Brand is a talented man and it would be a real treat to see him in a role that doesn’t require him to be a drug addict, recovering drug addict, alcoholic, or recovering alcoholic but rather one that really makes him stretch and work for the emotional connectivity between himself, the character and the audience.
He is capable of such feats, for he has offered glimpses of greatness in other roles, and I think it would benefit his career if he showed the world his range and capabilities as an actor rather than playing interpretations of himself.
Helen Mirren is comparable to Gielgud in the sense that she embodies the same brash personality, but Gielgud was so good as the bitter but loving Hobson that anybody trying to fill his shoes will never reach the same level of success simply because he achieved it first and with such tact.
And while Liza Minelli was the weak link in an otherwise well-casted film, Greta Gerwig takes on the same role, this time named Naomi, with a sublime convincingness that makes it easy to see why her career is steadily climbing. In a few years she will be the go-to actress for deep and challenging roles.
She is a modern woman and captures those emotions, or sometimes lack of emotions, so innately that she makes acting look easy, as if she was making up her lines as she went along.
What was missing overall in the remake was a true glimpse of theme, which seemed to slip by the wayside in favor of following a story.
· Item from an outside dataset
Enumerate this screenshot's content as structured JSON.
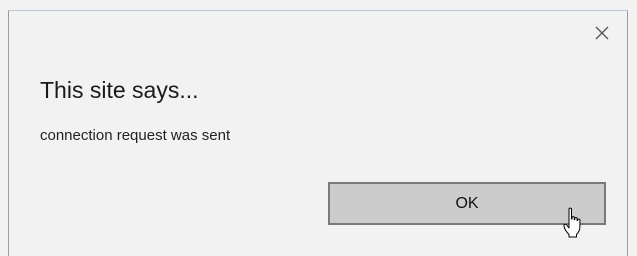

The exploration loneliness, the dissection of wealth and the perception of happiness are still touched on in the new “Arthur” but not as passionately or auspiciously as the 1981 version.
The remake isn’t bad and while it doesn’t offer any new insights into character development, storytelling, or film-making it is a delightfully simple and charming film, much like, but not as enlivening as, the original.